While anyone can contract any strain of the flu virus, different strains disproportionately affect different age groups, said Dr. John Dunn, medical director for preventive care at Kaiser Permanente Washington. The B strain of the virus more commonly affects children and young adults, while the A strain is more common among people 65 and older.
The B strain is what is appearing in most cases in King County, where two adults have died since the beginning of the flu season in September. Three adults elsewhere in the state have died of the flu.
The flu virus is a master at mutating to adapt to vaccines, so the World Health Organization (WHO), with input from CDC, consistently creates new versions of the vaccine to stay ahead of it. Each February, health officials and scientists look at which strains are circulating in the Southern Hemisphere to see what might make its way to the Northern Hemisphere; the same evaluation is done of the Northern Hemisphere in September to plan for the Southern Hemisphere. Flu data from public health departments, clinical studies and laboratory results are all taken into account.
But even as its effectiveness varies, health experts say getting the vaccine is always more effective than not getting it. The shot can reduce your risk of catching the flu by 40% to 60%, according to the CDC.

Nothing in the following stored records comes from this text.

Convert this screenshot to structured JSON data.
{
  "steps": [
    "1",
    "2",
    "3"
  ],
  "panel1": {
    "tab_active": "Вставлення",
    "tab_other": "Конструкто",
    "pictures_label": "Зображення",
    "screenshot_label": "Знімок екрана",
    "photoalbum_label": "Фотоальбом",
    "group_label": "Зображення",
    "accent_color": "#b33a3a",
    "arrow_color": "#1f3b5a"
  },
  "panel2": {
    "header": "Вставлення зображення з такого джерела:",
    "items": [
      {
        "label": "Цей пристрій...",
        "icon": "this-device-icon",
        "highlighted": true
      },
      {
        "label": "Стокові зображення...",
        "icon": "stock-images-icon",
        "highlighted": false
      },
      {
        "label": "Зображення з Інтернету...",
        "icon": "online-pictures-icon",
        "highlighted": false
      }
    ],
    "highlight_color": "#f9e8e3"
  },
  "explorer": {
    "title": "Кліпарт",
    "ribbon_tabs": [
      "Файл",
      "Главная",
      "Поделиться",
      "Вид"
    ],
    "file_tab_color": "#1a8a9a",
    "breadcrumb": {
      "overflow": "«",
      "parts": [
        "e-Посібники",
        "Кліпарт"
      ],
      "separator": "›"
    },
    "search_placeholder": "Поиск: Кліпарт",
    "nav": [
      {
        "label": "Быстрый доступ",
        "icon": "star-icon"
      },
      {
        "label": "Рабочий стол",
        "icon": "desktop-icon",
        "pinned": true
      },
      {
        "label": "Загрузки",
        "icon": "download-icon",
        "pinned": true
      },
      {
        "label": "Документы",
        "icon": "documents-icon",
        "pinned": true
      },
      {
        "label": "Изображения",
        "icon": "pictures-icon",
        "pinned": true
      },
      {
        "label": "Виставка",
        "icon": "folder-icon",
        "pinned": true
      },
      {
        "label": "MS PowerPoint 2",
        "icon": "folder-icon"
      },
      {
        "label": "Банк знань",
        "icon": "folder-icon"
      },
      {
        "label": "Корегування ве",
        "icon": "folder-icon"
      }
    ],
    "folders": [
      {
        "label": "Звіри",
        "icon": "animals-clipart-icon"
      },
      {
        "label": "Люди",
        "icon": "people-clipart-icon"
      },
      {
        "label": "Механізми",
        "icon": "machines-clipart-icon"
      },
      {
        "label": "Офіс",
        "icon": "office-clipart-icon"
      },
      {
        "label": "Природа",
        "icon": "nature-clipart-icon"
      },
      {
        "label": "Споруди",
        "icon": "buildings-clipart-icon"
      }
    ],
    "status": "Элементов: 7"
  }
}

It’s not too late to get a flu shot to protect yourself and those around you, Dunn said. The flu circulates all year, and while the uptick has come earlier than usual, this season probably hasn’t reached its peak yet, Dunn said.
That peak is hard to predict; it hits at a different time each season but generally comes in the first few months of the calendar year, Dunn said.
“You are far more likely to be exposed to the flu in the next two months than you were during the past two months,” he said.
The flu has already had an impact on at least one group of high-profile locals: the Seattle Seahawks, who are fighting for a spot in the NFL playoffs. Earlier this month, it felled wide receivers Tyler Lockett and David Moore and about eight other members of the team. Defensive end Jadeveon Clowney caught the bug this week.
Moore told Seattle Times reporter Bob Condotta that he declined the flu shots the team offers to players.